De toda esta historia me ha convencido la vertiente emocional -la otra, la dejo en cuarentena-, es decir, lo relativo a mandar a freír espárragos los vínculos tóxicos, esos que mantenemos con personas que, no contentas con clavarnos el aguijón, se crecen viendo cómo nos retorcemos de dolor mientras su veneno nos hace efecto. Sí, voy a aplicar mi cleansing contra estos individuos. Será que aún estoy bajo el influjo del subidón post-campanadas, pero me siento con fuerzas de proceder a la identificación y posterior desintoxicación de relaciones que no traen más que berrinches.

No me refiero a borrar del mapa al compi fanfarrón, al mentirosillo del grupo, al metijón de turno, al que duda hasta de su nombre, al adicto al shopping o al pariente cenizo. Aunque presentes en muchas listas de “el tóxico ideal”, estos seres, que suelen orbitar a nuestro alrededor, no los considero, ni de lejos, los peores compañeros de camino. Yo voy a centrar mi plan reset en quienes camuflan a la perfección su auténtica condición de tóxicos redomados. Disfrazados de buen amigo, de prudente consejero, de familiar comprensivo, de colega servicial, estos individuos aguardan hasta verte en baja forma para atacarte y soltar el veneno. La casuística es amplia. Su motivación para actuar puede ser la envidia, alguna que otra frustración vital o incluso el mero aburrimiento. Algunos de estos se apegan a ti y te vampirizan el tiempo, la dedicación y también la pasta, en un claro ejercicio de abuso de confianza y, lejos de corresponderte con respeto y agradecimiento, si pueden, te joroban, y disfrutan con ello. Ese punto de sadismo es el que los vuelve extremadamente perjudiciales y, por tanto, necesariamente prescindibles en el inventario de relaciones.

No se trata de tirarse el rollo y plantearse objetivos inasumibles. Hay toxicidades de varios rangos y muchas estamos abocados a tener que tolerar, pues si malo es no hacer nada ante ello, malísimo es abandonar el plan por demasiado ambicioso.

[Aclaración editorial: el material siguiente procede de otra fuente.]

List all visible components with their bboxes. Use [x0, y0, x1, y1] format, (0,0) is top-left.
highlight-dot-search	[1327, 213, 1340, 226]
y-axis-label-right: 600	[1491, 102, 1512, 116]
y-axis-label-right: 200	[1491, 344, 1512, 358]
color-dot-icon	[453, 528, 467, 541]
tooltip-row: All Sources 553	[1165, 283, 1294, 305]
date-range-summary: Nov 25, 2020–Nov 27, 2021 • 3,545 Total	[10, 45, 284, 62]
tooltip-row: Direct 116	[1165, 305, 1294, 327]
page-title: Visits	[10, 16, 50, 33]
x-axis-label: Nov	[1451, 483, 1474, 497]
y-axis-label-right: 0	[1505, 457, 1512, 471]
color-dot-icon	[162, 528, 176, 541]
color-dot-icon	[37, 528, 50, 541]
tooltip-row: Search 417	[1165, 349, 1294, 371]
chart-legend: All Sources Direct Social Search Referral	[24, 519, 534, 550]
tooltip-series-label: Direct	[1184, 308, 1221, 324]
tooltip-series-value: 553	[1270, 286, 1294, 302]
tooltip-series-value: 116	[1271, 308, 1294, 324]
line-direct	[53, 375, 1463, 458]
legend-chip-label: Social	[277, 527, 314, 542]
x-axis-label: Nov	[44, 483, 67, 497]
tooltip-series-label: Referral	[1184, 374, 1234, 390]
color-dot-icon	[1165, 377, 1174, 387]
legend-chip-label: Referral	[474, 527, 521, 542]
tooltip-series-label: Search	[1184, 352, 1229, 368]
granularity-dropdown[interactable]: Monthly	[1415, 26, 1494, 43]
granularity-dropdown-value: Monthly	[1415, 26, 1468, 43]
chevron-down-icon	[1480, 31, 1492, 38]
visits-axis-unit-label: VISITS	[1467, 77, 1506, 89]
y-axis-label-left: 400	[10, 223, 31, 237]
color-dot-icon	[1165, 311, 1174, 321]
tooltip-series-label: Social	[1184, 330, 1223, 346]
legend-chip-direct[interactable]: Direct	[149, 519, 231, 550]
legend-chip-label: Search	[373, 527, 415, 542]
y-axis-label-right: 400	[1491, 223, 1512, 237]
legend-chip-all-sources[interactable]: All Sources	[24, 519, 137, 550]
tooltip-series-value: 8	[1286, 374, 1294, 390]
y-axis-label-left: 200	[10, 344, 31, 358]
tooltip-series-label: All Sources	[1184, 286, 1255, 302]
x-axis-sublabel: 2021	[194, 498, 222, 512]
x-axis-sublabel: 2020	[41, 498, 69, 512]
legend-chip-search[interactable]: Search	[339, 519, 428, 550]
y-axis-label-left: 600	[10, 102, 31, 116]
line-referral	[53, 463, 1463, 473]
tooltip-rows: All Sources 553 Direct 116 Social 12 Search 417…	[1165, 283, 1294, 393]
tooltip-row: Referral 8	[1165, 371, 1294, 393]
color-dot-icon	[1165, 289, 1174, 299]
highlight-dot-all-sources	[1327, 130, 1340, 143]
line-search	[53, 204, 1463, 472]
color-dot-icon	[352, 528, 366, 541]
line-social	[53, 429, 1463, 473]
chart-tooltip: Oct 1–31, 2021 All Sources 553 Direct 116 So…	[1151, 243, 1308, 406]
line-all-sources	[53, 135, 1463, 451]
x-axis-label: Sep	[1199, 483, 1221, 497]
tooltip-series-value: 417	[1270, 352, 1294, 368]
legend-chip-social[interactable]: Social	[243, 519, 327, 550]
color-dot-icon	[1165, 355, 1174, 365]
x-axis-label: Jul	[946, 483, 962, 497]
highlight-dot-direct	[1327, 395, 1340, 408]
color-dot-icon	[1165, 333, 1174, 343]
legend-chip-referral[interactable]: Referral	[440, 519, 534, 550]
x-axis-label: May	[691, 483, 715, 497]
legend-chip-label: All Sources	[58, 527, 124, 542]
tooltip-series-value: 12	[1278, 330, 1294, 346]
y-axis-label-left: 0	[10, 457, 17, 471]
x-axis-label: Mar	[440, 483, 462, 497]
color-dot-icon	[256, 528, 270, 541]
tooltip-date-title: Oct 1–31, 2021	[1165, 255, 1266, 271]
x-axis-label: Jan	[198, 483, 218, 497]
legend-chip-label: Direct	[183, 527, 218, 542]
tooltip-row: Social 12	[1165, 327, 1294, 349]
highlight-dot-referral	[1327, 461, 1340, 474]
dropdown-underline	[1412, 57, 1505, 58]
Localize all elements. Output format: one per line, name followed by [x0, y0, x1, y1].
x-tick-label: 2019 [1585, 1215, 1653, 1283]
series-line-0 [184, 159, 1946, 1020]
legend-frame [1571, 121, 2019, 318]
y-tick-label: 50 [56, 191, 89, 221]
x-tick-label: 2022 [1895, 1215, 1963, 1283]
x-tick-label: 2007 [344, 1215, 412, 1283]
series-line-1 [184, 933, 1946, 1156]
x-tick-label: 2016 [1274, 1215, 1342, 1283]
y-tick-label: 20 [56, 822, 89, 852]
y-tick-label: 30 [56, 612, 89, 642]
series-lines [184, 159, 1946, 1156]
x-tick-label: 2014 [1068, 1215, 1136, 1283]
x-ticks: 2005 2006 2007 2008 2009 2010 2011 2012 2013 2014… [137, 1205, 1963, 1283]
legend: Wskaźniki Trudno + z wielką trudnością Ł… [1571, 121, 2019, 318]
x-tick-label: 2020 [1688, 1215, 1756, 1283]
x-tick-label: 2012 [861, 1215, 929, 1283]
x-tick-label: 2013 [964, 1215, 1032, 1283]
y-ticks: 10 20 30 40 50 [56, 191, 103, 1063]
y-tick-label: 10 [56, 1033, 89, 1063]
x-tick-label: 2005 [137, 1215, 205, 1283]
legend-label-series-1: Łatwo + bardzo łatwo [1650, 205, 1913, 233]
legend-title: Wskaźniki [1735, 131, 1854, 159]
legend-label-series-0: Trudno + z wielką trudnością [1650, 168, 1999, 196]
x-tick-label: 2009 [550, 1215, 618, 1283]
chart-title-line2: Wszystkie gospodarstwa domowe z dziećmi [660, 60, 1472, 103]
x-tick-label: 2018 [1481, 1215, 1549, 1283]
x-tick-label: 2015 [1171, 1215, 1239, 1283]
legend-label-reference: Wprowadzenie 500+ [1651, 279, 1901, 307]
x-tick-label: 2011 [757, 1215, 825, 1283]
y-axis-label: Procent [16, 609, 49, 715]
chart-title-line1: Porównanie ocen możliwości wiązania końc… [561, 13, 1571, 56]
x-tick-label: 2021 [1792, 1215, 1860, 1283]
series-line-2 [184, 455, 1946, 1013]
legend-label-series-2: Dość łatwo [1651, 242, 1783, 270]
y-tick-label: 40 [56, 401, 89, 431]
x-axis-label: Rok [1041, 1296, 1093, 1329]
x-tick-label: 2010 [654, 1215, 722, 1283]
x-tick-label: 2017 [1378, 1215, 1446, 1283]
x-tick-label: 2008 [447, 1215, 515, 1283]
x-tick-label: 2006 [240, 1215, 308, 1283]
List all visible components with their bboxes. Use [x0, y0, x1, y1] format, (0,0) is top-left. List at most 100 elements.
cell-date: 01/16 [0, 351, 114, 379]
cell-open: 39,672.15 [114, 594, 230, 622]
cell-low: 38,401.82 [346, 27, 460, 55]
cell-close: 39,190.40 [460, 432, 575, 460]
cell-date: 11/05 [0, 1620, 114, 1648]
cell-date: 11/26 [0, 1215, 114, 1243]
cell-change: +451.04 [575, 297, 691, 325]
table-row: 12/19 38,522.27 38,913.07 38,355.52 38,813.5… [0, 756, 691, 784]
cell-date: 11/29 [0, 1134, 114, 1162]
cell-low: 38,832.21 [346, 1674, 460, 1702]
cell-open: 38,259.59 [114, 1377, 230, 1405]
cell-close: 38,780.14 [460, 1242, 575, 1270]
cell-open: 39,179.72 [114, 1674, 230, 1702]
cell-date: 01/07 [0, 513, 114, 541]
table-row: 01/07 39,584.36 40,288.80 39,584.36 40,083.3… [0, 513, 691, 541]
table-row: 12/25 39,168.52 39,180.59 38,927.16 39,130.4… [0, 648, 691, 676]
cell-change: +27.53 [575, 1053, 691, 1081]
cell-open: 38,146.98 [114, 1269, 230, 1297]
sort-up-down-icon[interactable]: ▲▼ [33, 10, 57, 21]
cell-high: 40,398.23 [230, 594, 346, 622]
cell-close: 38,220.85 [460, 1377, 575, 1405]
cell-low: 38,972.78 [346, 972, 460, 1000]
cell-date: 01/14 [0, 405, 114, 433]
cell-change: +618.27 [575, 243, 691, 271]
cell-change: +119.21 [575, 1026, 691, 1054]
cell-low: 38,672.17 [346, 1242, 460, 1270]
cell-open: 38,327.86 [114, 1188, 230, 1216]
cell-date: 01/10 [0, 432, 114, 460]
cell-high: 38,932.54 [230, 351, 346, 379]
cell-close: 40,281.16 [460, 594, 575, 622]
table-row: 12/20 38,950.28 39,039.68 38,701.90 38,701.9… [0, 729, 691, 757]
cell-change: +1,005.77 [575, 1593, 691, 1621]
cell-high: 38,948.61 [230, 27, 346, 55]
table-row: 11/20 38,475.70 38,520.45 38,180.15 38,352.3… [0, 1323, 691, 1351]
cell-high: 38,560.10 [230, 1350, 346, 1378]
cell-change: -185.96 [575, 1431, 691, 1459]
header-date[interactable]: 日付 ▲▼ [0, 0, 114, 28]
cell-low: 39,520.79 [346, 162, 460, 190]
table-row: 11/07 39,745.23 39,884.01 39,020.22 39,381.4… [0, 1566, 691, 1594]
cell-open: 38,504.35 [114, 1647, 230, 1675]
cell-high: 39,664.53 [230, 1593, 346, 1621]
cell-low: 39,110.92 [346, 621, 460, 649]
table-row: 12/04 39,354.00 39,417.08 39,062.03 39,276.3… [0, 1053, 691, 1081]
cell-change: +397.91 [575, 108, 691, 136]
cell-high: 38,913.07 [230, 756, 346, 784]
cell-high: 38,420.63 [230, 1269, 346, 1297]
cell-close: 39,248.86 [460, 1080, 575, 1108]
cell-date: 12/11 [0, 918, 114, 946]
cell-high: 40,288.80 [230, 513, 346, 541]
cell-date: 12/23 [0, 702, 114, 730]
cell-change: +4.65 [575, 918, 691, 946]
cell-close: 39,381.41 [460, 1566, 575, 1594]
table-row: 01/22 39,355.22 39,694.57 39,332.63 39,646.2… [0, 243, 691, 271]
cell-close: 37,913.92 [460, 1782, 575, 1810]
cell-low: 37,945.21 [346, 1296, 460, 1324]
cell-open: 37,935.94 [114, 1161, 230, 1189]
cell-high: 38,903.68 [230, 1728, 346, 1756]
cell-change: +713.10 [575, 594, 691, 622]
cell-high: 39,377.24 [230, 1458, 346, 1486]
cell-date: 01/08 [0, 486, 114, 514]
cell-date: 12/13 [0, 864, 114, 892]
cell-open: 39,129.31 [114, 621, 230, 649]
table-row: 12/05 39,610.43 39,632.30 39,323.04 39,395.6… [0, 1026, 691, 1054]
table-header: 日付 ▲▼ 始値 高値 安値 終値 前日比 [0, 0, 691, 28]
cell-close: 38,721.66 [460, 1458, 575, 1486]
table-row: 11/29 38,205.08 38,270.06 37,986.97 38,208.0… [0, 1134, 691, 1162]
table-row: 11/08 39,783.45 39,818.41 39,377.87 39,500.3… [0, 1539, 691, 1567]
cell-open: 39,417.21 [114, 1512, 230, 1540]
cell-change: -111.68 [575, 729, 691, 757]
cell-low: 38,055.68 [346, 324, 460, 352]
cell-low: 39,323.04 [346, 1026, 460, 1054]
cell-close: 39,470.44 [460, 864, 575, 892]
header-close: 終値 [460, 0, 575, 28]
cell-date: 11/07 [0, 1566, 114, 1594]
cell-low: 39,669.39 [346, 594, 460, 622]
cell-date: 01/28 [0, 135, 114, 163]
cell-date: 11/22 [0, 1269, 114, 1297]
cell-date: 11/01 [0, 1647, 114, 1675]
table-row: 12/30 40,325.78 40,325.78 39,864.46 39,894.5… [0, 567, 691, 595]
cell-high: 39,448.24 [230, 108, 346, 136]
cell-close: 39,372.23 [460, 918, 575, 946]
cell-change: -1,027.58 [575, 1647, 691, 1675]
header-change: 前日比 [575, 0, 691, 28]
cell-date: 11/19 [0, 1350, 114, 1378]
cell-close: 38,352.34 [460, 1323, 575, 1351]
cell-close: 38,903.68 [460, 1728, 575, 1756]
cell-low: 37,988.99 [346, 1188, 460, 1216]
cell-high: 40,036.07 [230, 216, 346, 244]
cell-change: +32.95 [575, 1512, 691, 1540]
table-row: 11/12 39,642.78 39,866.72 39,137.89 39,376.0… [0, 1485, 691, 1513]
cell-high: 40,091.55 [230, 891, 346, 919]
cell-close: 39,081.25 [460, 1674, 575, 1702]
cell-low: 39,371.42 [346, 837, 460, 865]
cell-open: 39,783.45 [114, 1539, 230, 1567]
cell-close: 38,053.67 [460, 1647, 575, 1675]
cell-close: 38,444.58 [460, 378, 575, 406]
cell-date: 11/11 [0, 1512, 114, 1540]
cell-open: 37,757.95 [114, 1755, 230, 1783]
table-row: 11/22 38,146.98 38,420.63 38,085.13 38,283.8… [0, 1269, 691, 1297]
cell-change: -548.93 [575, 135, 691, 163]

Lo peor de las dietas mal mesuradas es el “efecto rebote”, así que prefiero sacar de las prioridades a los “pejigueras” de baja intensidad y centrarme en los super-envenenadores, no vaya a ser que el exceso de celo anti-vínculos tóxicos se vuelva en mi contra y tratar por igual al que intoxica una chispa y al que lo hace elevado a la enésima potencia, me haga perder el norte y el desvarío me lleve, en última instancia, a aquello de lo que huyo. No, hija, no. Tampoco es cuestión de morir matando.